Limite do desconforto
Hoje quero abordar uma das limitações da nossa doença. Uma limitação que provavelmente também se estende às pessoas que têm colite ulcerosa e outras doenças não relacionadas com os intestinos.
Pelo título dá para perceber mais ou menos do que estou a falar, mas deixem-me explicar isto um pouco melhor.
A doença de Crohn impõe uma série de limitações na nossa vida na forma de alimentos que não podemos comer, emoções que não podemos ter e medicamentos que temos de tomar, entre outras. Se pudéssemos ou conseguíssemos controlar estas três coisas, principalmente as duas primeiras, teríamos uma vida normal. Mas o que é uma vida normal sem boa comida? Ou sem emoções? E em que se tem de tomar 10 comprimidos por dia? Até é possível viver sem comer certos alimentos, mas haverá algum humano no mundo que não tenha emoções? Não me parece...
Como é óbvio não podemos ceder à doença, é literalmente impossível. Então comemos em restaurantes com amigos e familiares (em que os menus só têm coisas que nos fazem mal), bebemos álcool, choramos a ver filmes, zangamo-nos com outras pessoas, temos discussões, preocupações e às vezes esquecemo-nos de tomar os comprimidos. E como consequência dessas ações e comportamentos temos dores de barriga e uma série de complicações.

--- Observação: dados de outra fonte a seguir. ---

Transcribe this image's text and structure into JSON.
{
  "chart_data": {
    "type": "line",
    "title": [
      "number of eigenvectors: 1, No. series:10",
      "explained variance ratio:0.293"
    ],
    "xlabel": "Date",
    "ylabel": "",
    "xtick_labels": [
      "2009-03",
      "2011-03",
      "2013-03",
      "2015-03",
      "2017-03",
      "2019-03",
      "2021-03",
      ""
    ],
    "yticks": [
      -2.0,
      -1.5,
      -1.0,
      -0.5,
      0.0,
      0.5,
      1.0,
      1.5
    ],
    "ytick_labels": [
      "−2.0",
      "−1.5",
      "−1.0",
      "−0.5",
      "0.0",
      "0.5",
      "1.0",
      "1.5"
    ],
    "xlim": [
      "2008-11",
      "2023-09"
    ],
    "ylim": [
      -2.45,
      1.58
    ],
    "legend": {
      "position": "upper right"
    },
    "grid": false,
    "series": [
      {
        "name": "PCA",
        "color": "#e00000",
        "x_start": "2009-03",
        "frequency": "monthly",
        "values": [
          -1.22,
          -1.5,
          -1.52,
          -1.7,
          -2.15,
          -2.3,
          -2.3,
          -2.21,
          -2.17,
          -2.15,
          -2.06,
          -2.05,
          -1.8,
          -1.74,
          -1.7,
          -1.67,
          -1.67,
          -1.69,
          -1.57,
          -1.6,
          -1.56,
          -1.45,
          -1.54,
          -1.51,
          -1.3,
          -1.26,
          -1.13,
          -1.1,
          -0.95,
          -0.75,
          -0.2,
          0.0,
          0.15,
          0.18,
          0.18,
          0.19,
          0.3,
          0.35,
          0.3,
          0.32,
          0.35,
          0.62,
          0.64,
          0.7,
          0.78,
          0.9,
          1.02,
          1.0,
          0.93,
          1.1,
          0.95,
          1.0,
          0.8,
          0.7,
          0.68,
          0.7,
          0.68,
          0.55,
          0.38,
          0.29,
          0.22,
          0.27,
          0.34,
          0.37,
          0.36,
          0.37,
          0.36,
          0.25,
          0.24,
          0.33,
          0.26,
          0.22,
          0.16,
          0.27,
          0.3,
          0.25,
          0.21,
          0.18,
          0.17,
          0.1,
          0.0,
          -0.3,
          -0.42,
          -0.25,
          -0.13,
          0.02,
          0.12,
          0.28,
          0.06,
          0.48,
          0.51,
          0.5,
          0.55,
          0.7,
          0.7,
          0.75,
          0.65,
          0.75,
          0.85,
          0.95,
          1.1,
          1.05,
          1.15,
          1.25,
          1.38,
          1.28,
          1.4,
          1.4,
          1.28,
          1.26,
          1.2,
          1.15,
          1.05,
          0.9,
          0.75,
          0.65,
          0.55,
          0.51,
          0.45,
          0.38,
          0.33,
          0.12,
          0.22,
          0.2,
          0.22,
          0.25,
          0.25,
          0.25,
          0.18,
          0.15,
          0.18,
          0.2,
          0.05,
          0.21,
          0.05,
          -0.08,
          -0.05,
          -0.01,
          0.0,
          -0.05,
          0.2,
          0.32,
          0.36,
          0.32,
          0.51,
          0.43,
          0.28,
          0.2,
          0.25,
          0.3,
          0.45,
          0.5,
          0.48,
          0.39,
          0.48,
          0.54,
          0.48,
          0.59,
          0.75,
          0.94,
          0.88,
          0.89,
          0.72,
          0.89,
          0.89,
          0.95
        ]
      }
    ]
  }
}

Mesmo com estes problemas temos de continuar a viver a vida e isso implica sair de casa mesmo quando se está com diarreia e/ou dores de barriga. Temos de viver com estes problemas no dia a dia, mas a partir de que momento é que a doença nos para? A partir de que momento é que o desconforto se torna tão grande a ponto de afetar o que estão a fazer? Onde está a linha vermelha que separa o suportável do insuportável?
Reparei que fazia estas conceções à doença há algum tempo. Estou habituado a ir jantar a restaurantes quando estou com dores de barriga, ou a não ir à casa de banho embora esteja com vontade porque estou com outras pessoas e não posso ir para casa, ou porque tenho que fazer algo importante e estou longe de casa e só há casas de banho públicas.
Mas depois há aquelas momentos em que não consigo suportar o desconforto, mesmo não sendo oportuno tenho de parar tudo e ir à casa de banho porque estou com uma vontade impossível de suportar, ou porque estou com imensa comichão naquela zona ou porque não sei se me estou a borrar todo ou é suor. Algumas vezes é só impressão e acabo por ir ao wc sem haver necessidade, daí a pergunta de onde fica a linha que separa a ação da inatividade?
Esta conversa toda porque há uns meses atrás enquanto ia à casa de banho de um centro comercial estava a pensar o quão não normal era a situação em que estava e como a maior parte das pessoas não tem de passar por isso, tendo a doença há 22 anos estou tão habituado a estas coisas que as vejo como normais. Mas não são! Estou tão habituado a viver com desconfortos que só reparo neles quando se tornam insuportáveis.
Alguém já tinha pensado nisto? Também sentem o peso do desconforto?